【報告】2019年4月22日 さいたま市「今こそ、私たちの水道について考えよう! 『最後の一滴まで』上映&水ジャーナリスト橋本淳司トーク」(主催:パルシステム埼玉様)

2019年4月22日、さいたま市の「ぱる☆てらす」において、

「私たちの水道について考えよう! 『最後の一滴まで―ヨーロッパの隠された水戦争』上映 & 水ジャーナリスト・橋本淳司トーク」(主催:パルシステム埼玉様)

が開催されました。約50人の方が参加されました。

ドキュメンタリー映画『最後の一滴まで―ヨーロッパの隠された水戦争』(ヨルゴス・アブゲロプロス監督、ギリシャ)は、水道の民営化をめぐる企業と住民との攻防を描き、水道の管理運営を企業に委ねることの危険性を訴えています。
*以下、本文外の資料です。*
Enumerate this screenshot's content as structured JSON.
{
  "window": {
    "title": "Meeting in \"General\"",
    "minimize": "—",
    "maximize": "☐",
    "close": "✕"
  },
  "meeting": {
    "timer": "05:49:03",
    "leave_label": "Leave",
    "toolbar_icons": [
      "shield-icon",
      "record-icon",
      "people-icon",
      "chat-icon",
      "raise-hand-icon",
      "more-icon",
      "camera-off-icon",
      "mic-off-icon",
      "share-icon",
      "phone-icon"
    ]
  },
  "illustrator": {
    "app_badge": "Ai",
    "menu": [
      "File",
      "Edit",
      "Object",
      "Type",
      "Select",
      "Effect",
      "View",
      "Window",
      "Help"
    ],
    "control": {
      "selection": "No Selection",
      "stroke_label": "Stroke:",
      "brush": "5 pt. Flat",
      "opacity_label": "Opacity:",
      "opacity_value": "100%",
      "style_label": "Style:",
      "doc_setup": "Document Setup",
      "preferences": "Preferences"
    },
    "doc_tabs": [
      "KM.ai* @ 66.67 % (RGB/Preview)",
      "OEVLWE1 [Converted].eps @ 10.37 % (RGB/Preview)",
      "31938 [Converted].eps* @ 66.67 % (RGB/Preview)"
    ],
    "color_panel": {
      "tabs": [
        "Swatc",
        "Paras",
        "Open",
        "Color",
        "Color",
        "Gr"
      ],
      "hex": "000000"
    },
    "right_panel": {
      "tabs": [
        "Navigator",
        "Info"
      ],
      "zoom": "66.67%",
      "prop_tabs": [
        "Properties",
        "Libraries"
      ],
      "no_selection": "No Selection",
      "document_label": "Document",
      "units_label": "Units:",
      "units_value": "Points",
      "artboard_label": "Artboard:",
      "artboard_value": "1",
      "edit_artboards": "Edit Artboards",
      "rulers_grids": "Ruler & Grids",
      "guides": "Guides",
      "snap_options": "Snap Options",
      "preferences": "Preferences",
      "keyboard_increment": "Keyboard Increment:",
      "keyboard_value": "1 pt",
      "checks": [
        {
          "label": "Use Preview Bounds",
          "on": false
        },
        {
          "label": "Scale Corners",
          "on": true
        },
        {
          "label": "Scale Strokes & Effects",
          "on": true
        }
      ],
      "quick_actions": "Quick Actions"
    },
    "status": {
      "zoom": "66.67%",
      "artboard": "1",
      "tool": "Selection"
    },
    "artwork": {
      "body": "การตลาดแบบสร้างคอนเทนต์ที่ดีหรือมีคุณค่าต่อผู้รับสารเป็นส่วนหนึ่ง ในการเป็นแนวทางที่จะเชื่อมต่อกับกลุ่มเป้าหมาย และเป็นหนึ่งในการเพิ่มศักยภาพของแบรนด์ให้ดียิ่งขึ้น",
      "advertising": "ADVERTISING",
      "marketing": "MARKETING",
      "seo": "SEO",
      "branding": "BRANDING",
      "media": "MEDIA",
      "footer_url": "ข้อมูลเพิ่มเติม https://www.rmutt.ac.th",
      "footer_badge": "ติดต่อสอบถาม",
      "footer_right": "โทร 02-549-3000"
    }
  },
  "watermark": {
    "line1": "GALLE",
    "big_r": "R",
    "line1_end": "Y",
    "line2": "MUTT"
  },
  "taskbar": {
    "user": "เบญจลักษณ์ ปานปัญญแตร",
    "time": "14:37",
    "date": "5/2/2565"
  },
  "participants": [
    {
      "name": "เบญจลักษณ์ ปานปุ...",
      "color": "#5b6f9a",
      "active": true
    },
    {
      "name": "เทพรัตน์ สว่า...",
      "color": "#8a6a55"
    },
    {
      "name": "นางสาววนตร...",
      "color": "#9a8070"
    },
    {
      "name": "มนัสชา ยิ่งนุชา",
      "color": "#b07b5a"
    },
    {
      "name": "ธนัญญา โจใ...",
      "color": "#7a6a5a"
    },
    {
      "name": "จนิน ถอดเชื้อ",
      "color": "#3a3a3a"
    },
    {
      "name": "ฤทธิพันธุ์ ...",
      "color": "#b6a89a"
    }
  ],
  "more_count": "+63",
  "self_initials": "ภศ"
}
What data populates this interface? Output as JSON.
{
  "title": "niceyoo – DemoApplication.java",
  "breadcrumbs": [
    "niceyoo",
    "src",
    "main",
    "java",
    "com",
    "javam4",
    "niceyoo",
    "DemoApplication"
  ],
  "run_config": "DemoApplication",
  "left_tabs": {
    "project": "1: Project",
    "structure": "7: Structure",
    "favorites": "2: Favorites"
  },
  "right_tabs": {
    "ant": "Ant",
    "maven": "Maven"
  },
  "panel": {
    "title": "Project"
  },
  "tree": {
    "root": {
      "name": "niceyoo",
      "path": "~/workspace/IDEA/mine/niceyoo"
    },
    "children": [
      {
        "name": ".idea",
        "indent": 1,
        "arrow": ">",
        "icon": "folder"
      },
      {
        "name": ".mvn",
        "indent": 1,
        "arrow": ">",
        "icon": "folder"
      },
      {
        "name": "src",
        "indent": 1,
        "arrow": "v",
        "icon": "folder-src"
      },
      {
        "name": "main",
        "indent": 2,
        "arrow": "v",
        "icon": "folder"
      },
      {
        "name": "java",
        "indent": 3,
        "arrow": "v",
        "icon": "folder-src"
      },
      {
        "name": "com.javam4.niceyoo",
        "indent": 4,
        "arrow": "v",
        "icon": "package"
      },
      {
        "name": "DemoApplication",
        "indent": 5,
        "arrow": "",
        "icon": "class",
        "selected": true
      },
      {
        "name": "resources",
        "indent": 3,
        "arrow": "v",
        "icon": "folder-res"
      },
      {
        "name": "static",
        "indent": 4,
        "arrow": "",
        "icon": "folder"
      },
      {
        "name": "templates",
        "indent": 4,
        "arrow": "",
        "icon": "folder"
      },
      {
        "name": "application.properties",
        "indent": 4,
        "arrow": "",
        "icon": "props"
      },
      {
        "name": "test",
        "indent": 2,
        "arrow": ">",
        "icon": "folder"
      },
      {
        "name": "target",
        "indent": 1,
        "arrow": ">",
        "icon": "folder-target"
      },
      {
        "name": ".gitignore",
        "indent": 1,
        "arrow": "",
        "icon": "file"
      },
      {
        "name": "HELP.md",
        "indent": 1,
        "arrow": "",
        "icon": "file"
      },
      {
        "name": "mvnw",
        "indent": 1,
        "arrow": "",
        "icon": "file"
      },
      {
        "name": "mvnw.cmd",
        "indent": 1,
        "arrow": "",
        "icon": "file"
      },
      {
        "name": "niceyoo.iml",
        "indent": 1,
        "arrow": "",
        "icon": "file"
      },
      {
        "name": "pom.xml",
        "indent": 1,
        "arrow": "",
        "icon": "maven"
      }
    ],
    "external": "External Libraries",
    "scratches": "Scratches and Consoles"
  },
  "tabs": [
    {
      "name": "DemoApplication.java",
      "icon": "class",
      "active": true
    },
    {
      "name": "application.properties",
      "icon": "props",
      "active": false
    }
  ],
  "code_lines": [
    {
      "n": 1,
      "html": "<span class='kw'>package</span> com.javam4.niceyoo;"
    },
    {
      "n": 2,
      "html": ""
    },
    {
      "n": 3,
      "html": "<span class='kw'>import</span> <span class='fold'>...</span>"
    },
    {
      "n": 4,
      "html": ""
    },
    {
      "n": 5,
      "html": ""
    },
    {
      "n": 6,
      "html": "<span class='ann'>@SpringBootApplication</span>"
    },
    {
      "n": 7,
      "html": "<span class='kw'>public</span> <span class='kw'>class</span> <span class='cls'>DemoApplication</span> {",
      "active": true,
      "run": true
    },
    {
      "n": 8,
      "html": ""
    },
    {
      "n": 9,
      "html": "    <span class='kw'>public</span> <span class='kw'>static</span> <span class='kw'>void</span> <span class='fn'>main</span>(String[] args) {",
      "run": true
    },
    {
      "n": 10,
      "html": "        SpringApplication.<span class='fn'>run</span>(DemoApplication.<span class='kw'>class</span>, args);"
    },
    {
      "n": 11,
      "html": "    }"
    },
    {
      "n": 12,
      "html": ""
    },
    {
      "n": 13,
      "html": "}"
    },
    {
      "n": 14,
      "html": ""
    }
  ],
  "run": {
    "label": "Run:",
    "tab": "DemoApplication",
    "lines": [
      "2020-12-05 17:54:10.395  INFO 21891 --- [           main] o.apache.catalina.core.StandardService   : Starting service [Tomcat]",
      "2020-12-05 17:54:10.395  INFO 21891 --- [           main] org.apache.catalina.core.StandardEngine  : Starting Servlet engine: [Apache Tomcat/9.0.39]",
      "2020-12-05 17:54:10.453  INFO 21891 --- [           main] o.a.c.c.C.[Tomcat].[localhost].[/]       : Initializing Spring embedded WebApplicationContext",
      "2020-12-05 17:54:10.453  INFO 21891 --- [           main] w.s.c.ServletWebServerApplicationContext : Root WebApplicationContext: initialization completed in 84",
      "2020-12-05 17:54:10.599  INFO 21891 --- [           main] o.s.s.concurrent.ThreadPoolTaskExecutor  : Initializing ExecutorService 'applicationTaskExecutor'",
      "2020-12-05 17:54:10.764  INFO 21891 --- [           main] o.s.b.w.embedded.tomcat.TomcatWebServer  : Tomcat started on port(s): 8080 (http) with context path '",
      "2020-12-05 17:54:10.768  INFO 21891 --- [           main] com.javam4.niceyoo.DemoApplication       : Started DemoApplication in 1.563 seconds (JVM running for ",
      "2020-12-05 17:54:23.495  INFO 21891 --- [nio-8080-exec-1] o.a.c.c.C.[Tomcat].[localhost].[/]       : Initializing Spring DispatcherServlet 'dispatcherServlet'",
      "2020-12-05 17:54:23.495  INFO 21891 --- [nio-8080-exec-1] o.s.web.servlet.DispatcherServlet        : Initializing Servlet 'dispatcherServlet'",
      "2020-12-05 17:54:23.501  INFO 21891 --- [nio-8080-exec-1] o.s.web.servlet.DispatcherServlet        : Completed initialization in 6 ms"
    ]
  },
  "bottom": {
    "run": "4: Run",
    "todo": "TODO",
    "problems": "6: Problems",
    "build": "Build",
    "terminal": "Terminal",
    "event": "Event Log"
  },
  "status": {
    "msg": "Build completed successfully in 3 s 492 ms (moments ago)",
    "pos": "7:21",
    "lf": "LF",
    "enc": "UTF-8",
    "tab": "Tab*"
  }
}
上映後、橋本淳司が参加者のみなさまから質問をいただきながらトークを行いました。

「そもそも水道民営化はいつはじまったのですか?」

「1980年代、サッチャー首相は、新自由主義政策の元、電話、ガス、空港、航空会社、水道を民営化しました。」

「では、PFIはどうでしょうか?」

「サッチャー改革の後、PFIは「完全民営化に準ずる施作」としてジョン・メジャーの保守党政権によって開発され、世界各地で採用されました。そして、労働党政権(ブレア、ブラウン政権)がPFIを推進しました。EUの財政規律による制約下で短期間に多くのインフラ整備を行おうとしました」

「イギリスがPFIを終了すると聞きましたが本当ですか?」

「PFIは必ずしもうまくいったとは言えません。株主配当と高い資金調達コストが、利用料金や委託料を押し上げ、事業リスクの移転、事業効率の向上など想定されたメリットは十分に実現しませんでした。PFIを導入していたロンドンの鉄道事業、マンチェスター市のごみ処理事業は失敗し、自治体の業務を請け負っていたカリリオン社は経営破綻しています」

「日本では水道に関する報道はほとんどが改正水道法の民営化(コンセッション)に関するもので、もともとある水道の問題は取り上げられていないと感じていましたが、どうでしょうか?」

「水道法改正の理由は、経営の厳しくなった水道事業を維持していくためとされています。では、なぜ水道事業の経営はむずかしくなったのでしょうか。1つ目は水道事業者の料金収入が減っていることです。節水型の機器が普及して社会全体での水使用量が減ったこと、人口が減ったこと、2つ目は、水道管や浄水場などの施設が古くなり、更新に費用がかかること、そして3つ目は、水道事業に携わる職員数が減っていることです」

「改正水道法とはどういう法律ですか?」

「改正水道法では、水道事業を隣接するいくつかの自治体と共同して行う広域化、人口が減少していく社会に合わせて水道施設を減らしていく適正規模化を推進しています。同時に、水道事業の運営権を、民間企業に一定期間売却するコンセッション方式を選択することが可能になりました」

「厳しい水道の状況を改善するにはどうしたらよいですか?」

「厳しいのは小さな自治体です。現状を知り、将来の人口減少と向き合い、広域化やダウンサイジングを行っていくべきでしょう。人口の集中している場所には大規模な施設で対応する、まばらな地域には小規模な施設で対応するなど、すみわけも必要になります。そのためにも市民が水道の持続に関心をもって、公共政策に参画しましょう」

などとお話いたしました。

主催者の方も報告記事をWEBサイトにまとめてくれています。

主催者のみなさま、参加者のみなさま、ありがとうございました。